A referência ao behaviorismo reproduz uma caracterização preconceituosa e equivocada das contribuições da psicologia comportamental para o planejamento do ensino. Tais contribuições em nada conflitam com a atenção às dimensões reflexivas da atuação docente, mas chamam a atenção para o fato de que, ou a escola planeja as condições necessárias para promover as competências desejadas para os seus alunos, sejam elas quais forem, ou ela simplesmente selecionará aqueles que em outros ambientes puderem adquirir tais competências.

Com a decisão de privilegiar a perspectiva fenomenológica, o artigo afasta-se de um conjunto largamente consolidado de estudos que já avançaram bastante na compreensão das competências envolvidas no exercício da docência. Ele deixa, portanto, de contar com quadros de referência que seriam importantes para construir e orientar o processo de análise dos dados constantes nos relatórios dos alunos do estágio docente. Assim, em vez de contribuir para fazer avançar o conhecimento da formação docente, o estudo termina restringindo-se a uma avaliação limitada, desde que pautada apenas pela ótica de um ator envolvido, de uma experiência de ensino. O estágio docente, por seu turno, também não é discutido no contexto do ambiente mais amplo de formação do aluno de pós-graduação, que certamente oferece a oportunidade para a aquisição de competências diversas relevantes para uma atuação futura na docência.

Sem sermos exaustivos, duas importantes contribuições para a área podem ser consideradas no debate sobre a formação docente na pós-graduação stricto sensu. Em um trabalho que se tornou de grande relevância para o campo das pesquisas sobre a formação do professor, Perrenoud (2000a) nos apresenta instigante e amplo modelo de competências que inclui dez competências gerais que se desdobram em competências, mais específicas, para as quais o autor oferece um conjunto de sugestões e indicações de como concretizá-las na prática docente. São competências gerais, esperadas de um professor, independentemente do nível de ensino em que atua: (a) organizar e dirigir situações de aprendizagem; (b) administrar a progressão das aprendizagens; (c) conceber e fazer evoluir os dispositivos de diferenciação; (d) envolver os alunos em suas aprendizagens e em seu trabalho; (e) trabalhar em equipe; (f) participar da administração da escolar; (g) informar e envolver os pais; (h) utilizar novas tecnologias; (i) enfrentar os deveres e os dilemas éticos da profissão; (j) administrar sua própria formação contínua.

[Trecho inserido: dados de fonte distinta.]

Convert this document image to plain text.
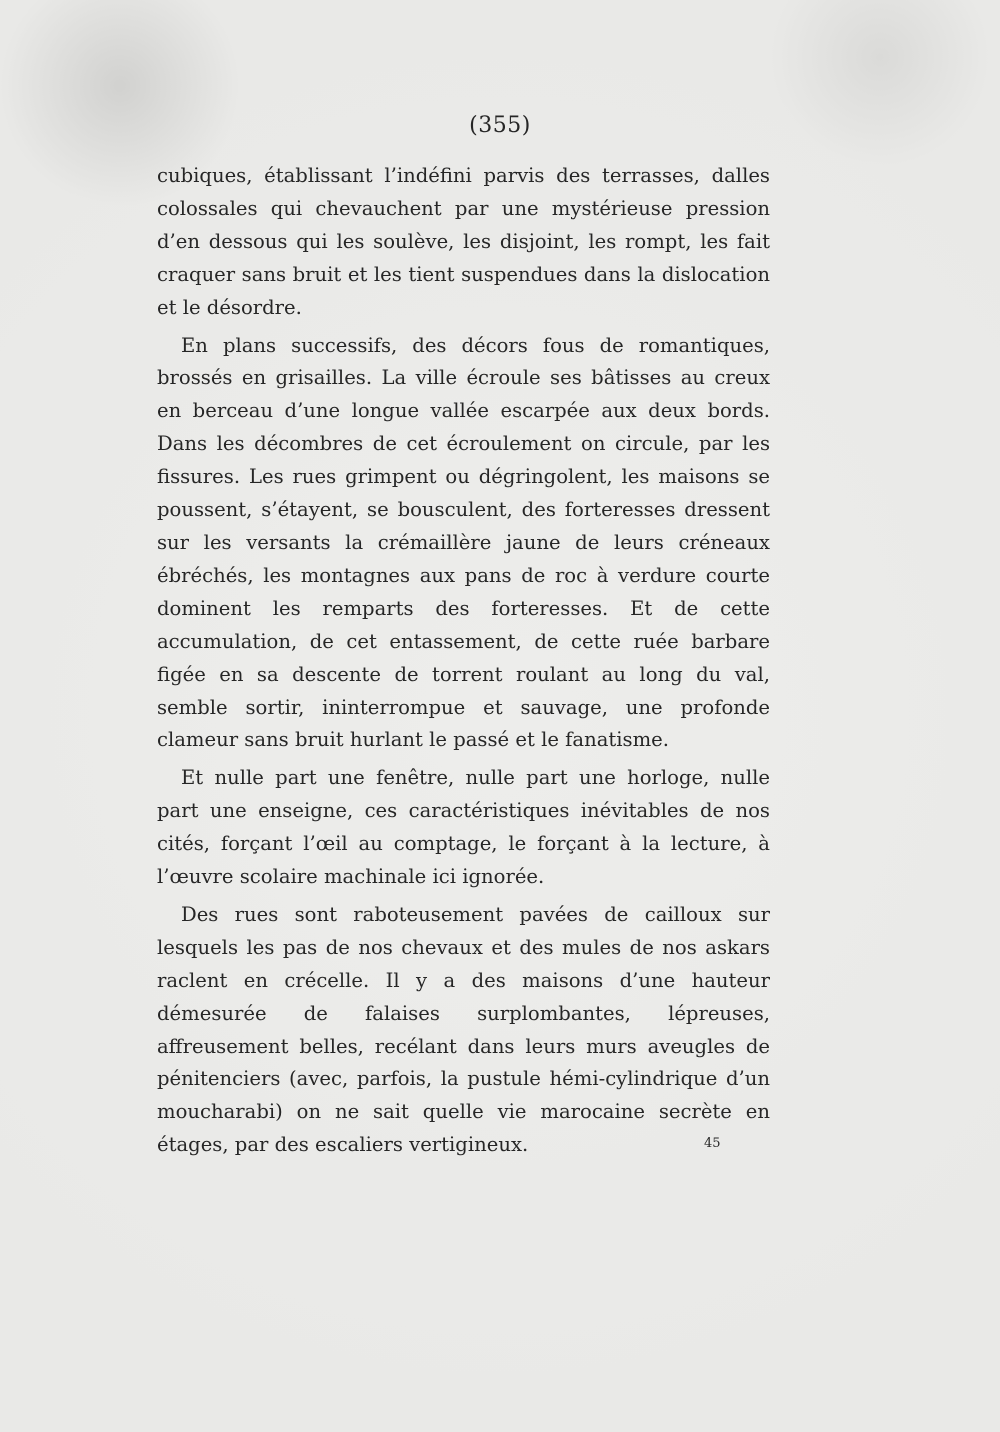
(355)

cubiques, établissant l’indéfini parvis des terrasses, dalles colossales qui chevauchent par une mystérieuse pression d’en dessous qui les soulève, les disjoint, les rompt, les fait craquer sans bruit et les tient suspendues dans la dislocation et le désordre.

En plans successifs, des décors fous de romantiques, brossés en grisailles. La ville écroule ses bâtisses au creux en berceau d’une longue vallée escarpée aux deux bords. Dans les décombres de cet écroulement on circule, par les fissures. Les rues grimpent ou dégringolent, les maisons se poussent, s’étayent, se bousculent, des forteresses dressent sur les versants la crémaillère jaune de leurs créneaux ébréchés, les montagnes aux pans de roc à verdure courte dominent les remparts des forteresses. Et de cette accumulation, de cet entassement, de cette ruée barbare figée en sa descente de torrent roulant au long du val, semble sortir, ininterrompue et sauvage, une profonde clameur sans bruit hurlant le passé et le fanatisme.

Et nulle part une fenêtre, nulle part une horloge, nulle part une enseigne, ces caractéristiques inévitables de nos cités, forçant l’œil au comptage, le forçant à la lecture, à l’œuvre scolaire machinale ici ignorée.

Des rues sont raboteusement pavées de cailloux sur lesquels les pas de nos chevaux et des mules de nos askars raclent en crécelle. Il y a des maisons d’une hauteur démesurée de falaises surplombantes, lépreuses, affreusement belles, recélant dans leurs murs aveugles de pénitenciers (avec, parfois, la pustule hémi-cylindrique d’un moucharabi) on ne sait quelle vie marocaine secrète en étages, par des escaliers vertigineux.	45
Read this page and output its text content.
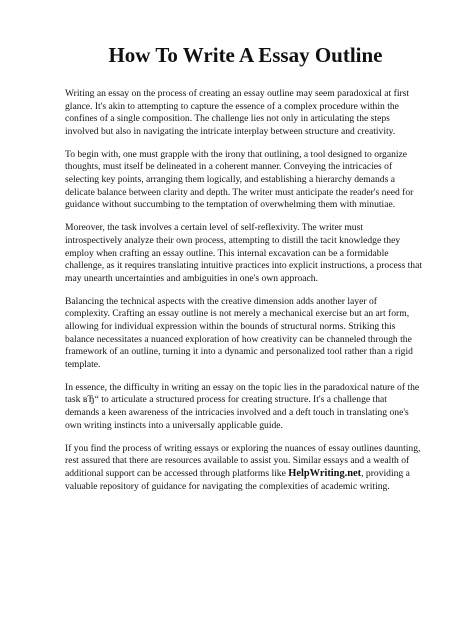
How To Write A Essay Outline

Writing an essay on the process of creating an essay outline may seem paradoxical at first glance. It's akin to attempting to capture the essence of a complex procedure within the confines of a single composition. The challenge lies not only in articulating the steps involved but also in navigating the intricate interplay between structure and creativity.

To begin with, one must grapple with the irony that outlining, a tool designed to organize thoughts, must itself be delineated in a coherent manner. Conveying the intricacies of selecting key points, arranging them logically, and establishing a hierarchy demands a delicate balance between clarity and depth. The writer must anticipate the reader's need for guidance without succumbing to the temptation of overwhelming them with minutiae.

Moreover, the task involves a certain level of self-reflexivity. The writer must introspectively analyze their own process, attempting to distill the tacit knowledge they employ when crafting an essay outline. This internal excavation can be a formidable challenge, as it requires translating intuitive practices into explicit instructions, a process that may unearth uncertainties and ambiguities in one's own approach.

Balancing the technical aspects with the creative dimension adds another layer of complexity. Crafting an essay outline is not merely a mechanical exercise but an art form, allowing for individual expression within the bounds of structural norms. Striking this balance necessitates a nuanced exploration of how creativity can be channeled through the framework of an outline, turning it into a dynamic and personalized tool rather than a rigid template.

In essence, the difficulty in writing an essay on the topic lies in the paradoxical nature of the task вЂ“ to articulate a structured process for creating structure. It's a challenge that demands a keen awareness of the intricacies involved and a deft touch in translating one's own writing instincts into a universally applicable guide.

If you find the process of writing essays or exploring the nuances of essay outlines daunting, rest assured that there are resources available to assist you. Similar essays and a wealth of additional support can be accessed through platforms like HelpWriting.net, providing a valuable repository of guidance for navigating the complexities of academic writing.
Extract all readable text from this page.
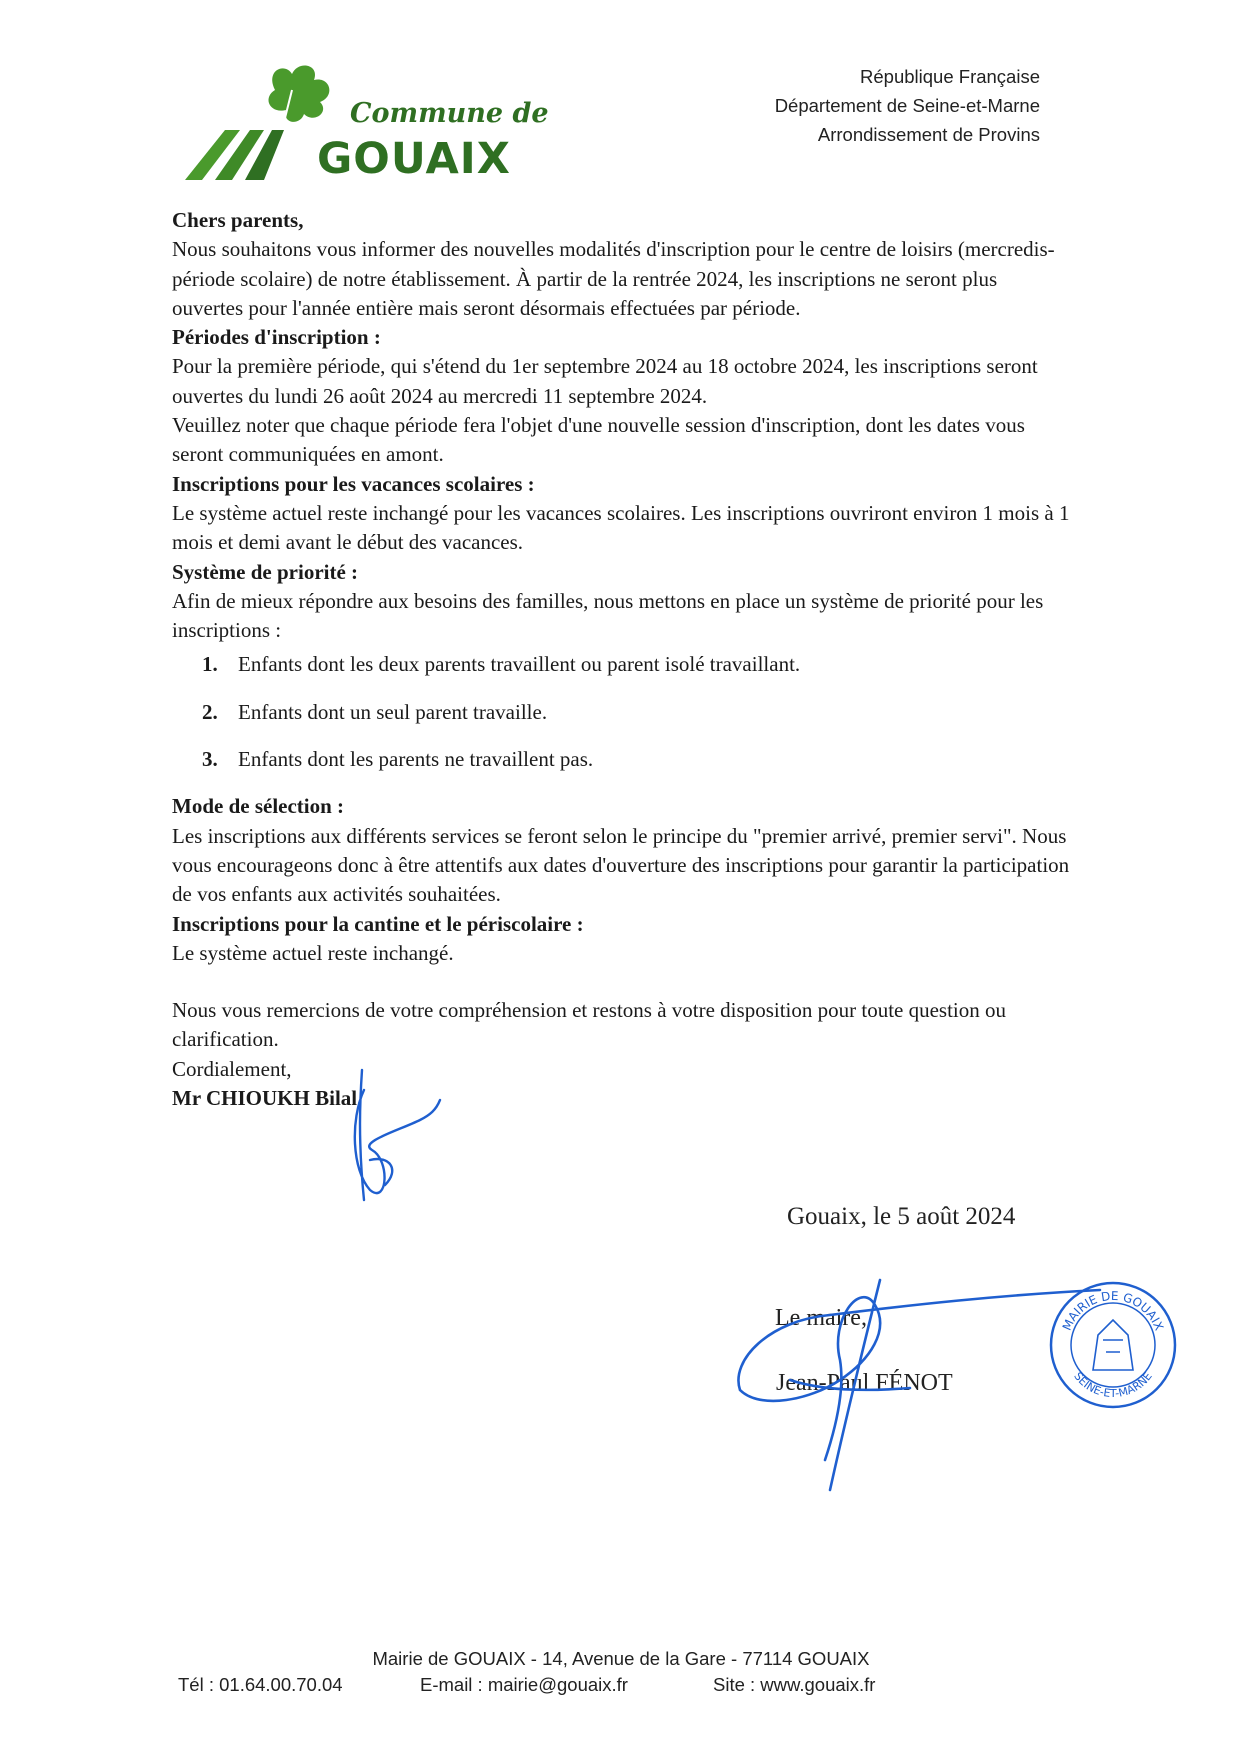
Commune de
GOUAIX
République Française
Département de Seine-et-Marne
Arrondissement de Provins

Chers parents,

Nous souhaitons vous informer des nouvelles modalités d'inscription pour le centre de loisirs (mercredis-période scolaire) de notre établissement. À partir de la rentrée 2024, les inscriptions ne seront plus ouvertes pour l'année entière mais seront désormais effectuées par période.

Périodes d'inscription :

Pour la première période, qui s'étend du 1er septembre 2024 au 18 octobre 2024, les inscriptions seront ouvertes du lundi 26 août 2024 au mercredi 11 septembre 2024.

Veuillez noter que chaque période fera l'objet d'une nouvelle session d'inscription, dont les dates vous seront communiquées en amont.

Inscriptions pour les vacances scolaires :

Le système actuel reste inchangé pour les vacances scolaires. Les inscriptions ouvriront environ 1 mois à 1 mois et demi avant le début des vacances.

Système de priorité :

Afin de mieux répondre aux besoins des familles, nous mettons en place un système de priorité pour les inscriptions :

1. Enfants dont les deux parents travaillent ou parent isolé travaillant.
2. Enfants dont un seul parent travaille.
3. Enfants dont les parents ne travaillent pas.

Mode de sélection :

Les inscriptions aux différents services se feront selon le principe du "premier arrivé, premier servi". Nous vous encourageons donc à être attentifs aux dates d'ouverture des inscriptions pour garantir la participation de vos enfants aux activités souhaitées.

Inscriptions pour la cantine et le périscolaire :

Le système actuel reste inchangé.

Nous vous remercions de votre compréhension et restons à votre disposition pour toute question ou clarification.

Cordialement,

Mr CHIOUKH Bilal.

Gouaix, le 5 août 2024
Le maire,
Jean-Paul FÉNOT
MAIRIE DE GOUAIX
SEINE-ET-MARNE
Mairie de GOUAIX - 14, Avenue de la Gare - 77114 GOUAIX
Tél : 01.64.00.70.04	E-mail : mairie@gouaix.fr	Site : www.gouaix.fr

Talvez o trabalho de Perrenoud tenha sido ignorado, porque centraliza a maior parte das competências docentes naquilo que os autores rechaçam como sendo o aprender a ensinar. No entanto o modelo apresentado pelo autor vai além das situações específicas de ensino, ao incluir toda a dimensão de inserção do docente em uma instituição educacional, as questões éticas, a sua relação com o contexto social do qual vem o aluno e, ainda, da responsabilidade que ele deve ter com a sua carreira e seu contínuo processo de desenvolvimento. Perrenoud (2000a, 2000b) apoia-se largamente em princípios socioconstrutivistas que partem do princípio de que as competências docentes decorrem de um processo autorreflexivo, a partir da sua prática e da sua interação com os desafios postos pelo meio. Para Perrenoud (2000b, p. 19), "competência é a faculdade de mobilizar um conjunto de recursos cognitivos (saberes, capacidades, informações etc.) para solucionar com pertinência e eficácia uma série de situações". Assim, não se pode pensar a competência como a simples aplicação de regras para solucionar problemas, já que ela mobiliza bem mais recursos pessoais e sempre em interação com contextos específicos. A competência é, em grande medida, algo contextual.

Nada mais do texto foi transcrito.